El 14 de febrero empezó como un día cualquiera en la oficina. Y el hecho de que fuera San Valentín se le antojaba incluso más tedioso. Al fin y al cabo, hoy no iban a hacer nada especial. ¿Iban a cambiar eso un puñado de flores?
No entendía cómo alguien podía ilusionarse con algo así. Pero a las nueve y cinco, minuto más o menos, entró el mensajero rebosante de rosas rojas. Y todos pensaron lo mismo: “ojalá fueran para mi”.

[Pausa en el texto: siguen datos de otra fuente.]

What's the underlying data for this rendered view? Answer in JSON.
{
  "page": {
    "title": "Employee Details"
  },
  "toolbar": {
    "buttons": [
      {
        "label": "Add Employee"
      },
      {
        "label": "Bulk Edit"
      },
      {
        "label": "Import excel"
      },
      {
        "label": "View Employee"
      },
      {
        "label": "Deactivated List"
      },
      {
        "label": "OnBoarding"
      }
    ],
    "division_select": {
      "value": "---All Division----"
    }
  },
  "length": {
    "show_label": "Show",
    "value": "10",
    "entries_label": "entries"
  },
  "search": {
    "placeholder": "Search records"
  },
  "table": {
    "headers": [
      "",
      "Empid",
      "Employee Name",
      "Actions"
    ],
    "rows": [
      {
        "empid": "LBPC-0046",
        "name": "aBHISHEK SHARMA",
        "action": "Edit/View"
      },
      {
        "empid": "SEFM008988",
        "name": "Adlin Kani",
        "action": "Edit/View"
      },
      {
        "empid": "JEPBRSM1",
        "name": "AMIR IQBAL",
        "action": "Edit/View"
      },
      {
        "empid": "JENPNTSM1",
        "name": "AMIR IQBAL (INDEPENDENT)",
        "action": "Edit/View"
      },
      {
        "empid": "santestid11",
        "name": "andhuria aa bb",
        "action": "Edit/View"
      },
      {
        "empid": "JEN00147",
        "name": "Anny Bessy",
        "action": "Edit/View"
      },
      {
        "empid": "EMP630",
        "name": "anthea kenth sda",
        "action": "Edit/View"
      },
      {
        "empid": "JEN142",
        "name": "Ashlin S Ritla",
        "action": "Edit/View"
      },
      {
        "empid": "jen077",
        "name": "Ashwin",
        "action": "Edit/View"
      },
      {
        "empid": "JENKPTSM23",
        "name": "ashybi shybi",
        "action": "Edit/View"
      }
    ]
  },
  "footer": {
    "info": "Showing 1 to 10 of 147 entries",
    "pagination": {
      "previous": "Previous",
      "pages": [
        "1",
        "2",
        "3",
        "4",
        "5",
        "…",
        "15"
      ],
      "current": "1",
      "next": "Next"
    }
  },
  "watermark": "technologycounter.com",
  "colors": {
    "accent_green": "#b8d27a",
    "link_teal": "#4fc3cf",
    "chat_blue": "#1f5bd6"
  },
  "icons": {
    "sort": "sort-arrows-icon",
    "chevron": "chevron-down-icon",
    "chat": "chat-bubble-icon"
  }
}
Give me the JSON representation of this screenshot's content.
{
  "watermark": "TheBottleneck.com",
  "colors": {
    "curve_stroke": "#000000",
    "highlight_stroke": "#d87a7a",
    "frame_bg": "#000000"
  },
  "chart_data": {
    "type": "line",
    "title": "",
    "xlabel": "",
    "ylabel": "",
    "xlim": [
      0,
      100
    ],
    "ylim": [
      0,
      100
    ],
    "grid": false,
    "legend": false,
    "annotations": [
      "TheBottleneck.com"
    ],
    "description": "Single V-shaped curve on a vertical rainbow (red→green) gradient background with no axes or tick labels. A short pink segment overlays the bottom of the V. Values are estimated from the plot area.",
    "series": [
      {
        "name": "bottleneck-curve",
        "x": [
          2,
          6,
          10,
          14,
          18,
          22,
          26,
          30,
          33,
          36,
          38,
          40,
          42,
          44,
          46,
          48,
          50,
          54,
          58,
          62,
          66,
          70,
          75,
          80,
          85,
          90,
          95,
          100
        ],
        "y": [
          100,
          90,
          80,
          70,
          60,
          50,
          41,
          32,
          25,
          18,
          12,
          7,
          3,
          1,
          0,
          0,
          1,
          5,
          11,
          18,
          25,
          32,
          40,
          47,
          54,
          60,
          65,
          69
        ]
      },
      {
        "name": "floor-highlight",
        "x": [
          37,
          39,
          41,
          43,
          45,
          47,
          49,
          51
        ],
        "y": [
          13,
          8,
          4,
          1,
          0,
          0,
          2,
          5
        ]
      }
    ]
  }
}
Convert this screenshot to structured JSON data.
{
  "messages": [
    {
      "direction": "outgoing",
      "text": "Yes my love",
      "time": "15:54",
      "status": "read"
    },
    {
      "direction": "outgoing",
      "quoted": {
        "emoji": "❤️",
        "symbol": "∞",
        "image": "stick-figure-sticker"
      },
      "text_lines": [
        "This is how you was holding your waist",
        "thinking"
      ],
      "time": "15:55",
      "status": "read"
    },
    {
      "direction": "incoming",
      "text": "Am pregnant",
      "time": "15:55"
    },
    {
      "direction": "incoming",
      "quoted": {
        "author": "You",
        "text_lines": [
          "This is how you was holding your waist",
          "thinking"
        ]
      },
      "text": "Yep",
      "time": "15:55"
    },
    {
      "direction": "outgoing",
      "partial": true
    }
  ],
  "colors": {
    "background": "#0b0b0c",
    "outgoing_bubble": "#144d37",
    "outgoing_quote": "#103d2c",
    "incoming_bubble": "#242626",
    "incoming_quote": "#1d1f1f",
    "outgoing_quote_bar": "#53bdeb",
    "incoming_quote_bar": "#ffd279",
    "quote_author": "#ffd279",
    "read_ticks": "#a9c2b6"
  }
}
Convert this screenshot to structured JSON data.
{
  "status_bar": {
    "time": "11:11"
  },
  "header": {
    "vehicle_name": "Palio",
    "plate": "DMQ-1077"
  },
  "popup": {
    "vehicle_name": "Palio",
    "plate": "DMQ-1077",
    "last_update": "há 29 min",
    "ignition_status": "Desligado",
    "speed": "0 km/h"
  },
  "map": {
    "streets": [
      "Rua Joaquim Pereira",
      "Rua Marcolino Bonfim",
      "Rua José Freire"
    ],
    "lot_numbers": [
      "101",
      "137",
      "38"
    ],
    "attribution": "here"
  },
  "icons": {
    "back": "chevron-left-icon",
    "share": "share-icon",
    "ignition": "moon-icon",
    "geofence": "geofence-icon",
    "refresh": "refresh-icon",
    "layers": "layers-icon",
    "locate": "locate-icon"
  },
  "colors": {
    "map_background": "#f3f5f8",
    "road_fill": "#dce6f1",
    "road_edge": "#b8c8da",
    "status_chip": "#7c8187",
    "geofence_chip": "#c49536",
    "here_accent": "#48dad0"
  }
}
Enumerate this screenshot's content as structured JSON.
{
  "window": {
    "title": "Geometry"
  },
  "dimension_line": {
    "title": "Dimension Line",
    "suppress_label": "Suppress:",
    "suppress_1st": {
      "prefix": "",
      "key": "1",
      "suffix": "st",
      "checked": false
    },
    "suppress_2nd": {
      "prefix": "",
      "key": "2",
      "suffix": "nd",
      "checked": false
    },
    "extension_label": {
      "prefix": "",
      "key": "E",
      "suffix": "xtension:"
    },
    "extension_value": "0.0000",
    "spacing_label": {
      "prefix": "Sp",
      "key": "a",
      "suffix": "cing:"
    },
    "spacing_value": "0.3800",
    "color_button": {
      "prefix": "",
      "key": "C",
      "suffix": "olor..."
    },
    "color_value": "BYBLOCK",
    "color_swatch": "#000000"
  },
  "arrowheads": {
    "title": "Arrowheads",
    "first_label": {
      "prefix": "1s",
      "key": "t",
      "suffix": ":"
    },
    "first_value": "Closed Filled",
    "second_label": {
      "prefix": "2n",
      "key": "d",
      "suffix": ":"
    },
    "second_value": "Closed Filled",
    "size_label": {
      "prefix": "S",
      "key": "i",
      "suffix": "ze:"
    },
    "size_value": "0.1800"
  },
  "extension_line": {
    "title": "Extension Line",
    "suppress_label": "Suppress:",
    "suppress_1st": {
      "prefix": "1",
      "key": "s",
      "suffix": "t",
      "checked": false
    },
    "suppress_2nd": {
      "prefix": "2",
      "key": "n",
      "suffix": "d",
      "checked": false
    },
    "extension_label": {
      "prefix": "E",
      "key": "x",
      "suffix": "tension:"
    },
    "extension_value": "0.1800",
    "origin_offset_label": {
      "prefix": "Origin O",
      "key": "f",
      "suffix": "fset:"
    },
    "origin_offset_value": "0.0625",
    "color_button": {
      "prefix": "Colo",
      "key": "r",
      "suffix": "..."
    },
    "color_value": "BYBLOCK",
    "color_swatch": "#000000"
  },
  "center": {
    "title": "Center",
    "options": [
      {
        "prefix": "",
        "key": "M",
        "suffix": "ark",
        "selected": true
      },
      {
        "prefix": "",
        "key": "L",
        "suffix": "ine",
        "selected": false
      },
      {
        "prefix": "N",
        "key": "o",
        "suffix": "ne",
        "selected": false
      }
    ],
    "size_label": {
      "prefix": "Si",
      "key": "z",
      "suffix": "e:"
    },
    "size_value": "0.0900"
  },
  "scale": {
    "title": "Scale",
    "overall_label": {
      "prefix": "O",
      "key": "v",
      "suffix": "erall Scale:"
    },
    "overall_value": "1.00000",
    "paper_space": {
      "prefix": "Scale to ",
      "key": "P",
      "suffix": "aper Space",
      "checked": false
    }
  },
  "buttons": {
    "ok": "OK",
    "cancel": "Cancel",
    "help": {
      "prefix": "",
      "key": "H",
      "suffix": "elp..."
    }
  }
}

Ese fue el comienzo de un día cualquiera que se convirtió en San Valentín. Una tarjeta que rezaba un manido “te quiero” que hoy sonaba diferente, una caja de bombones con chocolate que jamás pensó que existiera, una cena romántica, otra vez a la luz de las velas, en la que los silencios dejaron de ser incómodos para convertirse en excitantes.
A la mañana siguiente: trajeron el desayuno a casa, y comieron en la cama. Fue entonces cuando desenvolvieron el paquete que les ofrecía el mundo entero.
Por fin iban a hacer el viaje que habían esta posponiendo todo este tiempo, hasta aquel día normal, como cualquier otro que empezó con unas flores y acabó convirtiéndose en San Valentín.